For computer consultant Ken Pollard, the service means expanded bandwidth for moving large amounts of data.

"This has changed my business dramatically," he explained. "As far as Internet connectivity goes, this is like going from a straw to a fire hose."

In addition to making the thousands of traditional and home-based businesses in Murrieta more efficient, Fios technology gives residents the opportunity to work from home rather than spend hours a day commuting to jobs in San Diego and Orange counties.

Each day more than 30,000 residents of Southwest California hop into their cars and head to jobs in San Diego County. The daily commute, which typically averages three hours, clogs freeways and takes away from the commuters' family life. Fiber-optic cable with Internet connection speeds up to 20 times faster than DSL may allow a large number of these road warriors to work from home or telecommute.

The technology also may encourage large employers in San Diego to offer their commuter employees the option of working from cost effective telecommuting centers closer to home.

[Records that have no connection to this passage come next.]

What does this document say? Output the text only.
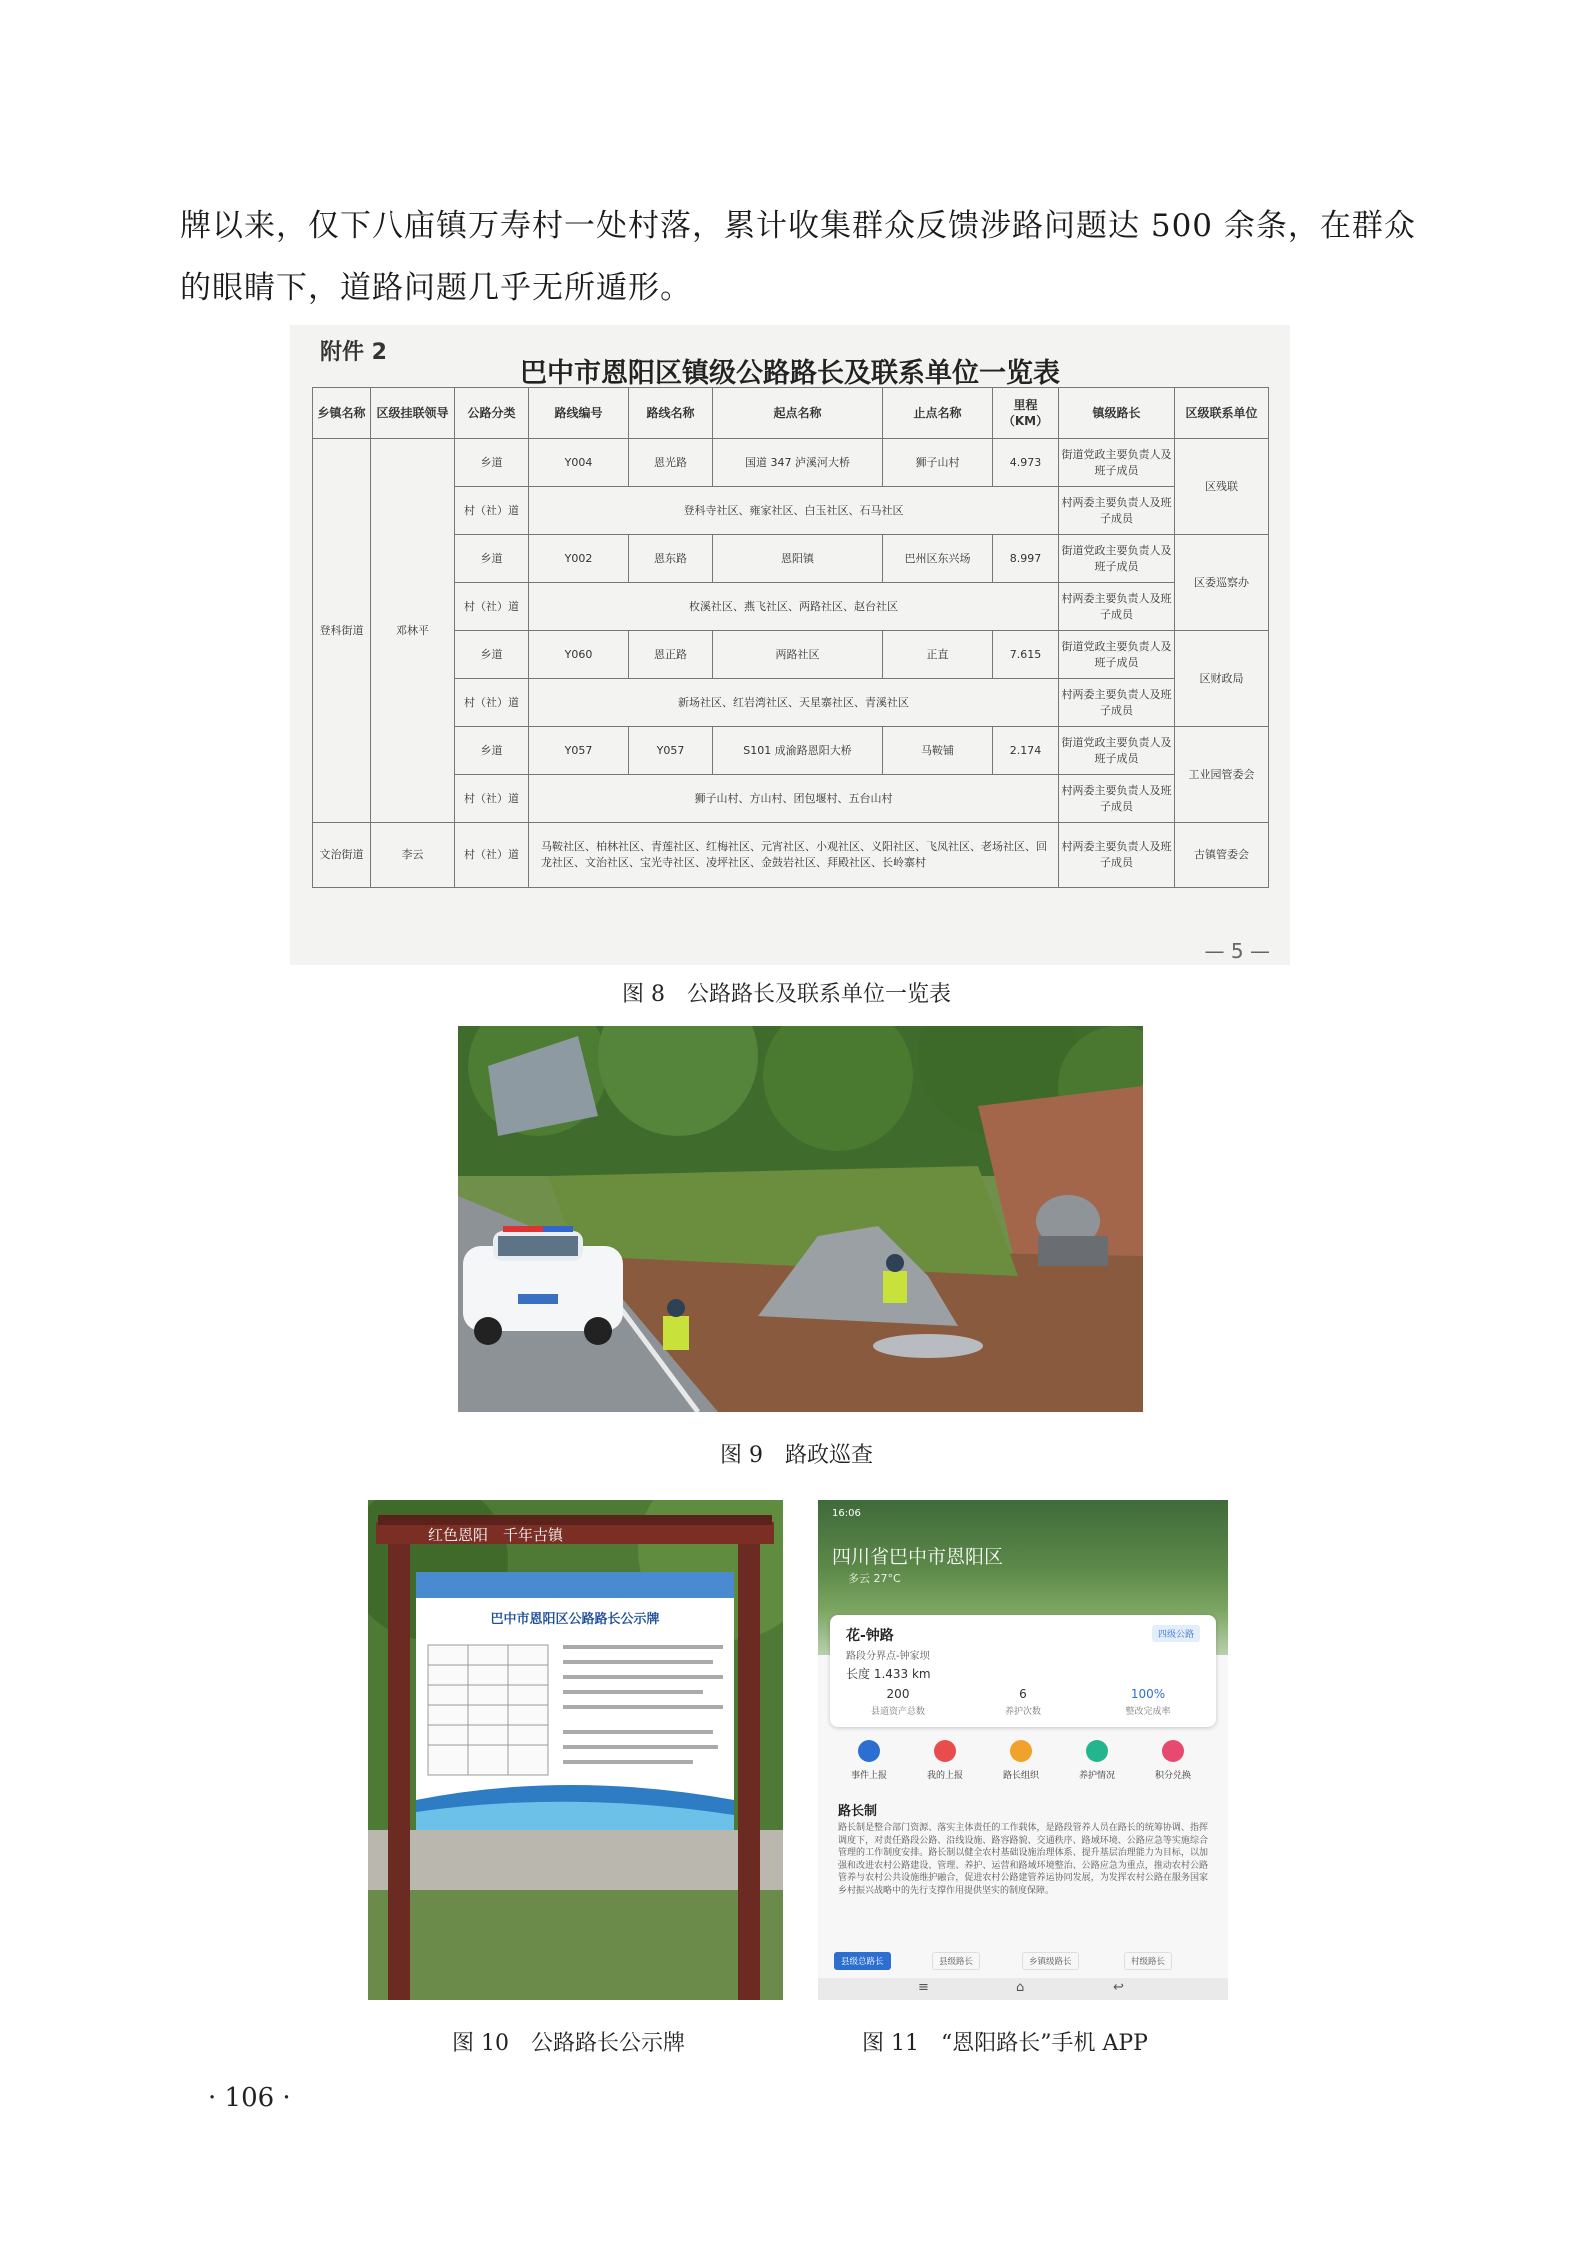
牌以来，仅下八庙镇万寿村一处村落，累计收集群众反馈涉路问题达 500 余条，在群众

的眼睛下，道路问题几乎无所遁形。

附件 2
巴中市恩阳区镇级公路路长及联系单位一览表
乡镇名称	区级挂联领导	公路分类	路线编号	路线名称	起点名称	止点名称	里程（KM）	镇级路长	区级联系单位
登科街道	邓林平	乡道	Y004	恩光路	国道 347 泸溪河大桥	狮子山村	4.973	街道党政主要负责人及班子成员	区残联
		村（社）道	登科寺社区、雍家社区、白玉社区、石马社区					村两委主要负责人及班子成员	
		乡道	Y002	恩东路	恩阳镇	巴州区东兴场	8.997	街道党政主要负责人及班子成员	区委巡察办
		村（社）道	枚溪社区、燕飞社区、两路社区、赵台社区					村两委主要负责人及班子成员	
		乡道	Y060	恩正路	两路社区	正直	7.615	街道党政主要负责人及班子成员	区财政局
		村（社）道	新场社区、红岩湾社区、天星寨社区、青溪社区					村两委主要负责人及班子成员	
		乡道	Y057	Y057	S101 成渝路恩阳大桥	马鞍铺	2.174	街道党政主要负责人及班子成员	工业园管委会
		村（社）道	狮子山村、方山村、团包堰村、五台山村					村两委主要负责人及班子成员	
文治街道	李云	村（社）道	马鞍社区、柏林社区、青莲社区、红梅社区、元宵社区、小观社区、义阳社区、飞凤社区、老场社区、回龙社区、文治社区、宝光寺社区、凌坪社区、金鼓岩社区、拜殿社区、长岭寨村					村两委主要负责人及班子成员	古镇管委会
— 5 —
图 8　公路路长及联系单位一览表
图 9　路政巡查
红色恩阳　千年古镇
巴中市恩阳区公路路长公示牌
图 10　公路路长公示牌
16:06
四川省巴中市恩阳区
多云 27°C
花-钟路	四级公路
路段分界点-钟家坝
长度 1.433 km
200
县道资产总数
6
养护次数
100%
整改完成率
事件上报	我的上报	路长组织	养护情况	积分兑换
路长制
路长制是整合部门资源、落实主体责任的工作载体，是路段管养人员在路长的统筹协调、指挥调度下，对责任路段公路、沿线设施、路容路貌、交通秩序、路域环境、公路应急等实施综合管理的工作制度安排。路长制以健全农村基础设施治理体系、提升基层治理能力为目标，以加强和改进农村公路建设、管理、养护、运营和路域环境整治、公路应急为重点，推动农村公路管养与农村公共设施维护融合，促进农村公路建管养运协同发展，为发挥农村公路在服务国家乡村振兴战略中的先行支撑作用提供坚实的制度保障。
县级总路长	县级路长	乡镇级路长	村级路长
≡	⌂	↩
图 11　“恩阳路长”手机 APP
· 106 ·
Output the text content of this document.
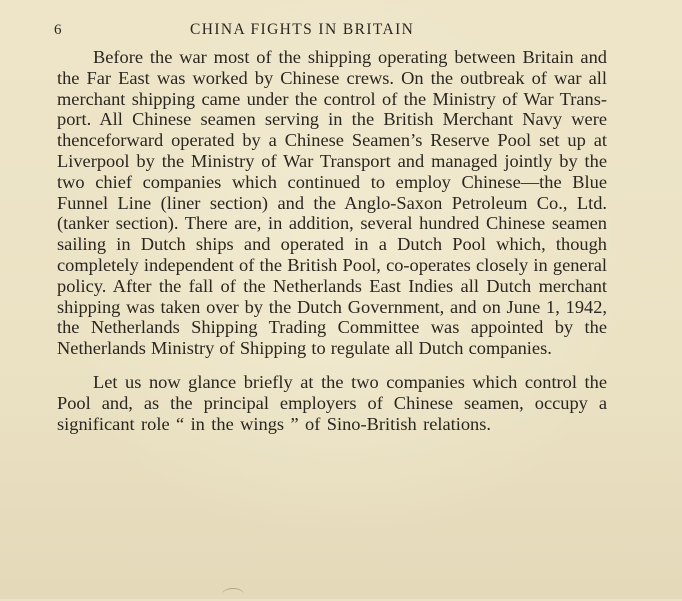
6	CHINA FIGHTS IN BRITAIN

Before the war most of the shipping operating between Britain and the Far East was worked by Chinese crews. On the outbreak of war all merchant shipping came under the control of the Ministry of War Transport. All Chinese seamen serving in the British Merchant Navy were thenceforward operated by a Chinese Seamen’s Reserve Pool set up at Liverpool by the Ministry of War Transport and managed jointly by the two chief companies which continued to employ Chinese—the Blue Funnel Line (liner section) and the Anglo-Saxon Petroleum Co., Ltd. (tanker section). There are, in addition, several hundred Chinese seamen sailing in Dutch ships and operated in a Dutch Pool which, though completely independent of the British Pool, co-operates closely in general policy. After the fall of the Netherlands East Indies all Dutch merchant shipping was taken over by the Dutch Government, and on June 1, 1942, the Netherlands Shipping Trading Committee was appointed by the Netherlands Ministry of Shipping to regulate all Dutch companies.

Let us now glance briefly at the two companies which control the Pool and, as the principal employers of Chinese seamen, occupy a significant role “ in the wings ” of Sino-British relations.
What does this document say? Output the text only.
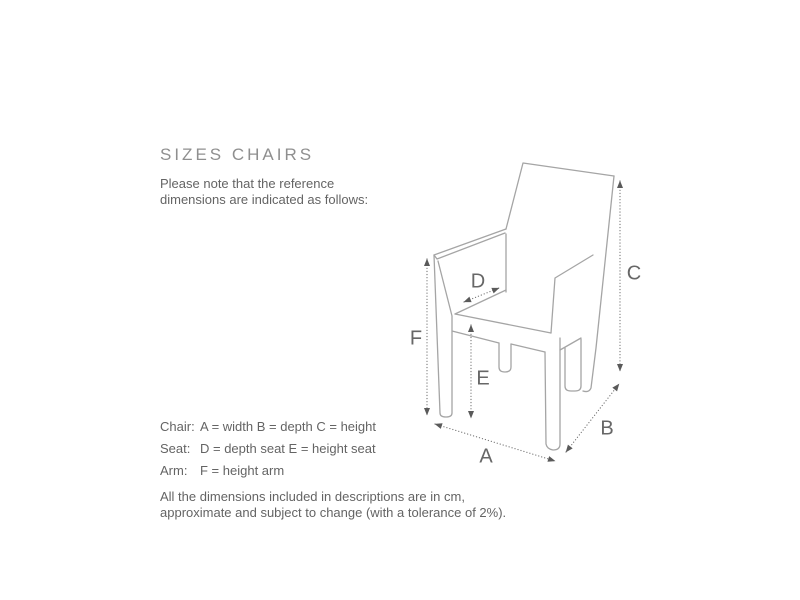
SIZES CHAIRS

Please note that the reference
dimensions are indicated as follows:

Chair: A = width B = depth C = height
Seat: D = depth seat E = height seat
Arm: F = height arm

All the dimensions included in descriptions are in cm,
approximate and subject to change (with a tolerance of 2%).

A
B
C
D
E
F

Ultimately, Fios is a powerful magnet that will allow Southwest California to attract more companies and better paying jobs, so its residents spend more time at home with their families rather than on the road commuting to nearby counties.

"This certainly gives Murrieta an edge over other communities with Internet, phone and cable service that is faster, better and less expensive," said Gregory Lee, manager of business development for the Southwest California Economic Alliance, a regional business and job attraction group that includes the cities of Murrieta, Lake Elsinore and Temecula and Riverside County.

"It gives them a competitive edge and helps us compete with the big guys," he said.